Помню сон, что солнце стало черным (я потом не удивился, прочитав у Шолохова про «ослепительно черное солнце»). Оно сделалось черным, но при этом еще более слепящим и знойным. Под таким солнцем по городу сновали непонятные существа на круглых медных, похожих на начищенные самовары автомобильчиках. Это были не то марсиа-не (про которых рассказывал Пашка), не то фашисты. А возможно — те и другие сразу. Они наводили свой порядок (по-немецки «орднунг» — так говорил брат). Суть порядка была неясна, но то, что она зловеща, чувствовалось всеми нервами. В воздухе неслышно разносилось известие, что скоро будут «брать». Но на самом деле все происходило еще страшнее. Они никого не брали, просто с шелестом проносились на автомобильчиках, и позади них оставалась пустота. Как эта пустота выглядела, я не могу описать. Просто т а м н и ч е г о н е б ы л о.

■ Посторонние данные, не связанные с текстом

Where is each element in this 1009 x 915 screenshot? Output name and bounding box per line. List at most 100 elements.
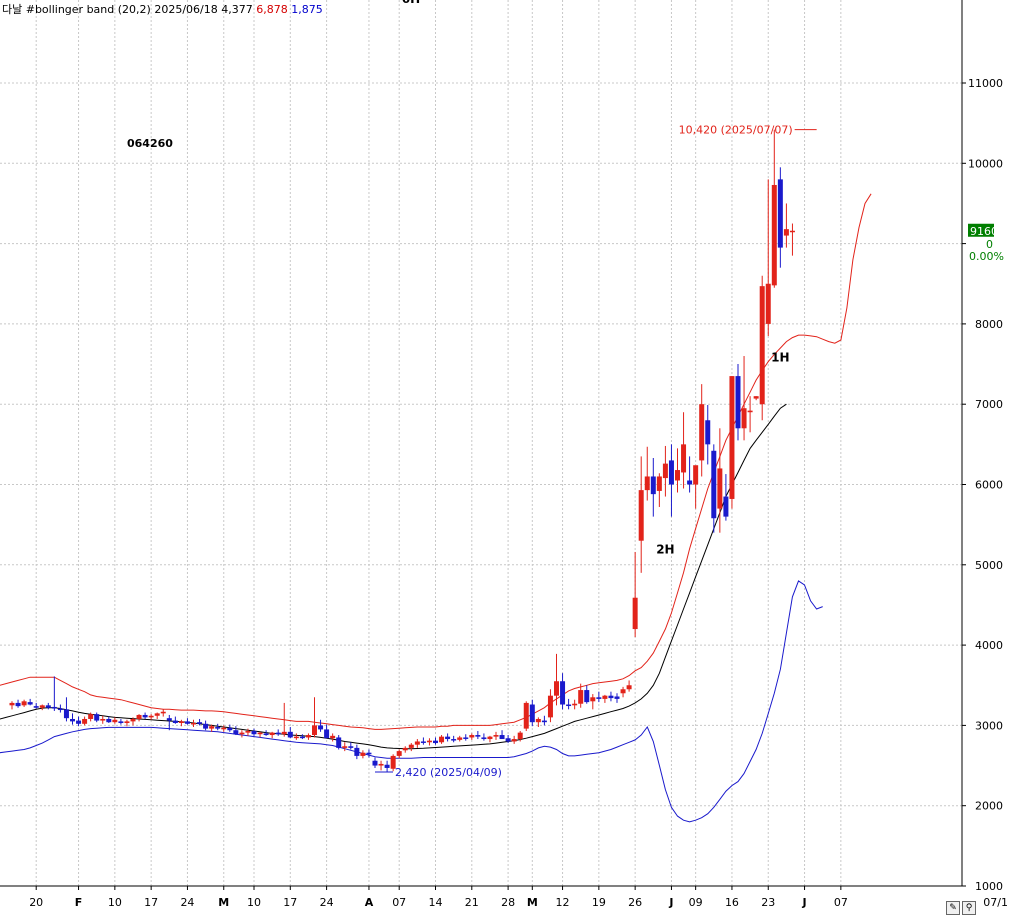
x-tick-label: M [527, 896, 538, 909]
header-label: 다날 #bollinger band [2, 3, 115, 16]
candle [372, 757, 378, 768]
candle-body [759, 286, 765, 405]
candle-body [197, 722, 203, 724]
candle-body [281, 731, 287, 735]
candle-body [789, 230, 795, 233]
candle-body [15, 702, 21, 707]
candle-body [396, 751, 402, 756]
candle [269, 731, 275, 739]
x-tick-label: 26 [628, 896, 642, 909]
candle [191, 719, 196, 728]
candle-body [287, 731, 293, 738]
candle-body [100, 718, 106, 721]
candle-body [124, 721, 130, 723]
candle-body [529, 704, 535, 723]
candle-body [348, 746, 354, 748]
candle [94, 712, 100, 723]
candle-body [741, 408, 747, 429]
candle-body [560, 681, 566, 705]
pencil-icon[interactable]: ✎ [946, 901, 960, 915]
candle [523, 701, 529, 732]
candle-body [39, 705, 45, 708]
candle-body [681, 444, 687, 473]
candle [275, 729, 281, 736]
candle-body [711, 450, 717, 519]
x-tick-label: 16 [725, 896, 739, 909]
candle [76, 716, 82, 727]
candle [747, 396, 753, 433]
candle [384, 760, 390, 772]
candle [318, 719, 324, 732]
candle-body [136, 714, 142, 719]
candle-body [668, 460, 674, 485]
candle-body [118, 721, 124, 723]
candle-body [318, 725, 324, 730]
candle-body [511, 739, 517, 742]
header-lower: 1,875 [291, 3, 323, 16]
candle [414, 739, 420, 748]
candle-body [426, 740, 432, 743]
candle-body [106, 718, 112, 723]
candle [82, 716, 88, 726]
candle-body [650, 476, 656, 495]
x-tick-label: 28 [501, 896, 515, 909]
annotation-text: 10,420 (2025/07/07) [679, 124, 793, 137]
candle [608, 691, 614, 702]
candle [112, 717, 118, 724]
candles [9, 129, 795, 772]
candle-body [184, 721, 190, 724]
candle [620, 686, 626, 698]
candle-body [76, 720, 82, 724]
candle-body [233, 730, 239, 735]
candle [765, 179, 771, 336]
header-mid: 4,377 [221, 3, 253, 16]
x-tick-label: 24 [180, 896, 194, 909]
candle [711, 444, 717, 533]
candle-body [336, 737, 342, 748]
header-upper: 6,878 [256, 3, 288, 16]
candle-body [620, 689, 626, 694]
candle [469, 733, 475, 740]
x-tick-label: 10 [247, 896, 261, 909]
candle [21, 699, 27, 707]
candle-body [330, 735, 336, 739]
x-tick-label: 17 [283, 896, 297, 909]
candle [215, 723, 221, 731]
candle-body [154, 713, 160, 716]
candle-body [130, 718, 136, 722]
candle [445, 733, 451, 742]
candle-body [632, 597, 638, 630]
candle-body [771, 184, 777, 286]
period-label: 1H [771, 351, 789, 365]
candle [693, 465, 699, 509]
candle-body [245, 731, 251, 733]
candle [160, 709, 166, 717]
candle-body [644, 476, 650, 491]
candle [439, 735, 445, 744]
candle-body [554, 681, 559, 696]
candle-body [360, 752, 366, 756]
candle [9, 701, 15, 710]
candle [529, 699, 535, 727]
candle [100, 715, 106, 724]
x-tick-label: 24 [320, 896, 334, 909]
candle-body [687, 480, 693, 485]
candle-body [112, 719, 118, 723]
x-tick-label: 14 [429, 896, 443, 909]
y-tick-label: 11000 [968, 77, 1003, 90]
candle [287, 727, 293, 739]
candle-body [88, 714, 94, 719]
candle-body [9, 702, 15, 706]
candle [336, 735, 342, 750]
candle [566, 698, 572, 710]
candle [402, 746, 408, 753]
candle-body [275, 732, 281, 735]
candle [45, 702, 51, 710]
magnifier-icon[interactable]: ⚲ [962, 901, 976, 915]
x-tick-label: A [365, 896, 374, 909]
candle-body [475, 735, 481, 737]
candle [184, 718, 190, 725]
candle [342, 742, 348, 752]
candle-body [269, 732, 275, 736]
candle [602, 694, 608, 703]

Другой сон казался еще страшнее, поскольку в нем полно было бытовых подробностей.
По приказу какого-то начальства в городе появился детский палач. Он ездил по улицам на телеге, в которую запряжена была сонная тощая кобыла. Тяжелая телега представляла собой нечто вроде низкого эшафота. На эшафоте был крепко установлен обшарпанный, забрызганный бурыми засохшими каплями стул.
Палач на телеге неторопливо перемещался по городу и «брал» детей то ли наугад, то ли по списку. Если и существовал список, то непонятно, по какому признаку в него заносили. Палач мог забрать и непослушного, неумытого мальчишку, и примерную девочку, которая в школе училась только на «отлично».
Он останавливался у очередной калитки и бесцветным голосом, негромко называл имя. И дети шли. Почему-то никому не приходило в голову попытаться убежать, спрятаться, никто не сопротивлялся. Палач — небритый плюгавенький мужичок в мешковатом сером кителе и плоской полувоенной фуражечке — усаживал мальчика или девочку на стул, приматывал к спинке веревкой. И ласково спрашивал:
— А шея-то у тебя чистая?
Жертва почему-то обязательно кивала и торопливо говорила, что да, конечно, чистая.
— Вот и хорошо. Я сейчас, это быстренько... — и вытягивал из-под кителя не то меч, не то саблю — широкое лезвие вроде пилы, с зубчиками по одному краю. И с пятнами ржавчины.
Что делалось дальше, я ни разу не видел. Видел только кобылу, которая сонно поматывала головой, а потом вдруг вздрагивала и коротко ржала...
Я знал, что каждый час этот дядька с ржавой пилой может приехать и за мной. И я тоже пойду — вялый от страха и покорный, и никто не заступится: ни мама, ни брат, ни сестра, ни соседи. Потому что так надо.
А Пашка Шaклин (в этом же сне) говорил с оттенком гордости:
— Меня он тоже, наверно, вызовет. Только привязывать к стулу не будет. Я пионер. Пионерам полагается умирать стоя...
Интересно, что на самом деле он тогда еще не был пионером. В ту пору мне исполнилось пять лет, а Пашка только-только пошел во второй класс...
Этот сон я видел несколько раз, и в нем страшнее боязни за себя было ощущение всеобщей покорности, всевластия злой силы...
Было у сна и окончание. Неожиданное. Палач поселился у нас в квартире, в проходной комнатке, которая называлась «прихожая». До войны там жили то моя сестра Миля, то мой дядюшка — дядя Боря, а во время войны мама стала сдавать ее квартирантам. Квартиранты не всегда доставались по выбору. Порой начальница домоуправления Устюжанина приводила кого-то из эвакуированных, и тут ничего не поделаешь — приказ.
Видимо, Устюжанина и прислала этого дядьку с пилой (во сне). А кобылу и телегу поместили в сарае, вместе с коровой Таисии Тихоновны.
Я понимал, что ни меня, ни Пашку такой поворот событий не спасет. Пускай палач — наш квартирант, это ничего не меняет. Он не будет относиться к нам по-соседски, если мы окажемся в том списке.
Когда палач куда-то ушел, я пробрался в комнатку и увидел в углу за печкой-голландкой тот самый инструмент. Оглядываясь и обмирая, вытащил я его на свет — за деревянную с медными клепками ручку (похожую на ручку большого кухонного ножа). Я понимал, что без этой штуки палач уже не палач.